Given $E \subset \mathbb{R}$, $m^*(E) > 0$, assume to the contrary that for any open interval $I$, $m^*(E \cap I) < \alpha m(I)$.

By the definition of the outer measure, we know that $\forall \epsilon > 0$ $\exists \lbrace Q_k \rbrace_{k=1}^\infty$ such that $E \subset \bigcup_{k=1}^\infty Q_k$, and: $$\sum_{k=1}^\infty |Q_k| \leq m^*(E) + \epsilon$$ Next, define $\lbrace \mathcal{O}_k \rbrace_{k=1}^\infty$ to be open intervals s.t. $Q_k \subset \mathcal{O}_k$ for all $k$, and $m(\mathcal{O}_k)) = m(Q_k) + \frac{\epsilon}{2^k}$. (Note, this can always be done by adding $\frac{\epsilon}{2^{k+1}}$ to each side of the interval $Q_k$.)

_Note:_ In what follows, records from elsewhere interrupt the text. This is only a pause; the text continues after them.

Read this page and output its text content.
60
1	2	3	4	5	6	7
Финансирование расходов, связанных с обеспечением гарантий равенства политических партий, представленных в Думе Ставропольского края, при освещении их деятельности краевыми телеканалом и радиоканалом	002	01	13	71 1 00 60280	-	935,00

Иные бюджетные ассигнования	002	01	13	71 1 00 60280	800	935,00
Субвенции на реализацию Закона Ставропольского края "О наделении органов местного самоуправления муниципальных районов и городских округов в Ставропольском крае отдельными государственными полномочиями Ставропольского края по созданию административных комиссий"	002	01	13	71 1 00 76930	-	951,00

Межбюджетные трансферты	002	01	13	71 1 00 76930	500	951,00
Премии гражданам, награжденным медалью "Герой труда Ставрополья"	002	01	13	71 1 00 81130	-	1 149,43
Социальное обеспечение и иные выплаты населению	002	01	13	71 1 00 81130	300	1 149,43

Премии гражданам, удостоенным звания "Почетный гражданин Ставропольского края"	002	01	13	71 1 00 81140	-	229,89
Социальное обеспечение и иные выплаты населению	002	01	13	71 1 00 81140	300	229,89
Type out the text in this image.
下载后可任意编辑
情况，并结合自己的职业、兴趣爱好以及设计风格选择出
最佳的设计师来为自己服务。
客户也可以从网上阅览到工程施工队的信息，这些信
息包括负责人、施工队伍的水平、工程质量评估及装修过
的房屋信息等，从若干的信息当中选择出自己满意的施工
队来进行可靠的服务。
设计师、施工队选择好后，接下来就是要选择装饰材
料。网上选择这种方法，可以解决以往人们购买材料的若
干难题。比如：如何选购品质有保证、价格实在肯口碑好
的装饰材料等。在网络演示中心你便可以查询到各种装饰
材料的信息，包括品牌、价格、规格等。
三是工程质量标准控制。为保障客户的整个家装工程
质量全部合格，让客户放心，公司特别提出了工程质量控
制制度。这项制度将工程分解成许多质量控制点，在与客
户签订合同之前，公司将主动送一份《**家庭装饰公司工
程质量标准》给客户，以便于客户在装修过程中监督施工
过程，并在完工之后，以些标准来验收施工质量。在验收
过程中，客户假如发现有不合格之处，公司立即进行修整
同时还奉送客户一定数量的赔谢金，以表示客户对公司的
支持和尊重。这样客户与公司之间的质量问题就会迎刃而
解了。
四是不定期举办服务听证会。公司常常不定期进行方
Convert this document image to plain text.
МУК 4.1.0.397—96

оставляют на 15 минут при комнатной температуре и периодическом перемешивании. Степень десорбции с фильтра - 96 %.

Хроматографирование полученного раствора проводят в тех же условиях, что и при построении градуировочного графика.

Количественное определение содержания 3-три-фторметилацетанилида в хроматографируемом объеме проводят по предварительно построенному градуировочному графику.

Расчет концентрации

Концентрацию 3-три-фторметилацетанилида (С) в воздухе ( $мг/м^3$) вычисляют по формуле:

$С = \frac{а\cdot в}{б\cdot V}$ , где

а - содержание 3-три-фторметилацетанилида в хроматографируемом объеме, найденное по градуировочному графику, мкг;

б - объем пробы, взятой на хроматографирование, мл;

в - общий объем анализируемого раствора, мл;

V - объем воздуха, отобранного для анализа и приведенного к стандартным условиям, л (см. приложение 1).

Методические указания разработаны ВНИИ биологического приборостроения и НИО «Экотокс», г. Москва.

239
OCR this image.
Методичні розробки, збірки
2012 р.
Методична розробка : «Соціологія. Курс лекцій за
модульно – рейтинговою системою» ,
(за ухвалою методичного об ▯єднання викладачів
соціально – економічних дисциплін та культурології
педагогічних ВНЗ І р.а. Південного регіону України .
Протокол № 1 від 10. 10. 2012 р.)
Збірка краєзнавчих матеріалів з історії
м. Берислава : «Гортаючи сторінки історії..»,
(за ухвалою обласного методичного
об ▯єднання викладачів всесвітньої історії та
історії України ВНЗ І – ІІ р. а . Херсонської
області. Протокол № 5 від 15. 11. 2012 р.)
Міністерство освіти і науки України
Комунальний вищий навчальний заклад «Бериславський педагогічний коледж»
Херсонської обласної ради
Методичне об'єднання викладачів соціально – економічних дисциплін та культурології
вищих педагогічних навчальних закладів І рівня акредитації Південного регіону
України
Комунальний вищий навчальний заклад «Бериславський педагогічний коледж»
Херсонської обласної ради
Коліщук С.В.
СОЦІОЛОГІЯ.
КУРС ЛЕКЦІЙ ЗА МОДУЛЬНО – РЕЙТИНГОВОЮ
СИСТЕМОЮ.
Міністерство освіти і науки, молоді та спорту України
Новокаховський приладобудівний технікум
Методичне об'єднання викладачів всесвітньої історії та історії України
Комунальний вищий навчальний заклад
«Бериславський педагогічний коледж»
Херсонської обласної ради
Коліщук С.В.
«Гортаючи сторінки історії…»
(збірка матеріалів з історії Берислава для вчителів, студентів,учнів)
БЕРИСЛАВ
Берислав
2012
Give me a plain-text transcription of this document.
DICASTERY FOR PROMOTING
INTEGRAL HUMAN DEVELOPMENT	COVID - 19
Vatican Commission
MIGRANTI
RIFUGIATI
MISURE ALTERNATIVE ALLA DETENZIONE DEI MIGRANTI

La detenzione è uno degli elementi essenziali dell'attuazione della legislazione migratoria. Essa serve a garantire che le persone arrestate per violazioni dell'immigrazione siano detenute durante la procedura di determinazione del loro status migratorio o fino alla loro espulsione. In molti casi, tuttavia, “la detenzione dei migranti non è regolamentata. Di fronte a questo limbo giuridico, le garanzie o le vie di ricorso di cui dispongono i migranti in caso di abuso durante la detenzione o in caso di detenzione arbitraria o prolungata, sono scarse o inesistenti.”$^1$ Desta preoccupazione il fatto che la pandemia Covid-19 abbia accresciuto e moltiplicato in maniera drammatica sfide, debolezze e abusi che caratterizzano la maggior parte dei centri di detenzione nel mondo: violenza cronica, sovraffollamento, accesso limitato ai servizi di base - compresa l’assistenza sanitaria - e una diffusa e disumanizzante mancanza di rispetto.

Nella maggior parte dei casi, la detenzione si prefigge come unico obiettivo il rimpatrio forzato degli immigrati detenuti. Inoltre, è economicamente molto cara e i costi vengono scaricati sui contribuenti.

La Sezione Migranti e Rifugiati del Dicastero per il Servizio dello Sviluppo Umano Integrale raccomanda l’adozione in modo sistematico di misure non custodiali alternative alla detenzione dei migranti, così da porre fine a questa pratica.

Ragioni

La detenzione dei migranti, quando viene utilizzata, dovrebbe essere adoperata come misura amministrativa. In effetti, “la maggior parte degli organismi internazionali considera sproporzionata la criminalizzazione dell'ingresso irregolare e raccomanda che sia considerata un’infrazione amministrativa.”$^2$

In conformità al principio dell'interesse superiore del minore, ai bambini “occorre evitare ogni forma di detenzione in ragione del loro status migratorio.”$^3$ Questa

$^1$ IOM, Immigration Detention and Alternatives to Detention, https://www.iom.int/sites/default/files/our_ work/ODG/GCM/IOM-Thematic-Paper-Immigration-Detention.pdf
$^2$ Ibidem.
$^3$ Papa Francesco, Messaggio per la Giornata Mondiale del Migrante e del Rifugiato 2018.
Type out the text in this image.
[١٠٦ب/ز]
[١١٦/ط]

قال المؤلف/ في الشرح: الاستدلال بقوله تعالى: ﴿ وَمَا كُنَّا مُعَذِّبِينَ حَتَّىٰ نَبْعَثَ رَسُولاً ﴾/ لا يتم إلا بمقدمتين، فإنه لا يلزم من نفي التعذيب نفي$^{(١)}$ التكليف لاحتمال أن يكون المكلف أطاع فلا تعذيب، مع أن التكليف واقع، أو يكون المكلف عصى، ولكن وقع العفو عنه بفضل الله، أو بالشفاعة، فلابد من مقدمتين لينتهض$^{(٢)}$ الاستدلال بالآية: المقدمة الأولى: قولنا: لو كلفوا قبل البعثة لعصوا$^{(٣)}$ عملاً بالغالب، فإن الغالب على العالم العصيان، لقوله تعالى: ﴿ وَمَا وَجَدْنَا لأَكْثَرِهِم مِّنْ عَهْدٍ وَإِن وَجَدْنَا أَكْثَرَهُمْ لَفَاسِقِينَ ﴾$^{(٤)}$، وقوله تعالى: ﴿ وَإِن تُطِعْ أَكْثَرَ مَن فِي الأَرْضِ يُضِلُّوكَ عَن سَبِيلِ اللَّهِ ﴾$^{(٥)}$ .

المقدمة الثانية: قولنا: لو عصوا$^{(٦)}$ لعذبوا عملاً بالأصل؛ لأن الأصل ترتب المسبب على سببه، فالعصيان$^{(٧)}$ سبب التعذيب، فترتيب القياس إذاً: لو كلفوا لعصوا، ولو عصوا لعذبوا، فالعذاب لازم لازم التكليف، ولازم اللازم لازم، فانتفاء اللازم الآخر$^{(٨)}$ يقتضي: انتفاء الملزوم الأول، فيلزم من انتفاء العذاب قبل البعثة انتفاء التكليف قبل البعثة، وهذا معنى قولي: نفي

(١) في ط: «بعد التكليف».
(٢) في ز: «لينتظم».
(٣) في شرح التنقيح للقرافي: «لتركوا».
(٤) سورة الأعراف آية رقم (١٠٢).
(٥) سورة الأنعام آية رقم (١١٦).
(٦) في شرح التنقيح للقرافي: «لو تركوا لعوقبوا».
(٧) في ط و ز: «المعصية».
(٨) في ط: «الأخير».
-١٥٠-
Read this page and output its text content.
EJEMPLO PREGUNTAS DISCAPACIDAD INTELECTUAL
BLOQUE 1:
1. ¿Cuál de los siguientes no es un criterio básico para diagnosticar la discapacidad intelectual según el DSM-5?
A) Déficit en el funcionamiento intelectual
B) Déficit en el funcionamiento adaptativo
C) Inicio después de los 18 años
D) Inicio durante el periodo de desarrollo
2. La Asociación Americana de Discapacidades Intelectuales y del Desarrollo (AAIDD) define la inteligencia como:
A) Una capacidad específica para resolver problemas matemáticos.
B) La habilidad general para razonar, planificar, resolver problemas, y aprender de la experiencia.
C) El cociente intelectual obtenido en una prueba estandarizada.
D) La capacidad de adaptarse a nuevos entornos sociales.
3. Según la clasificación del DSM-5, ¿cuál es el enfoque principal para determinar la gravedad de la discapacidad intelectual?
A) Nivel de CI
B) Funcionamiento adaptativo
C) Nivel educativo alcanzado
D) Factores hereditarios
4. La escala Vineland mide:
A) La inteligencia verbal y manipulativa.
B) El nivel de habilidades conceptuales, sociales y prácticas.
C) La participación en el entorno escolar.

We constructed $\lbrace \mathcal{O}_k \rbrace_{k=1}^\infty$ with the following property in mind ($\dagger$): $$\sum_{k=1}^\infty m(\mathcal{O}_k) \leq \big(\sum_{k=1}^\infty m(Q_k)\big) + \epsilon \leq m^*(E) + 2\epsilon $$ Now, just observe that $E \subset \bigcup_{k=1}^\infty \mathcal{O}_k$, so, by ($\dagger$): $$m^*(E) \leq \sum_{k=1}^\infty m^*(E \cap \mathcal{O}_k) \leq \alpha \sum_{k=1}^\infty m(\mathcal{O}_k) \leq \alpha(m^*(E) + 2\epsilon) $$ So finally, we finally arrive at the result: $$ m^*(E) \leq \alpha m^*(E) $$ Which, of course, gives that $m^*(E) = 0$... a contradiction.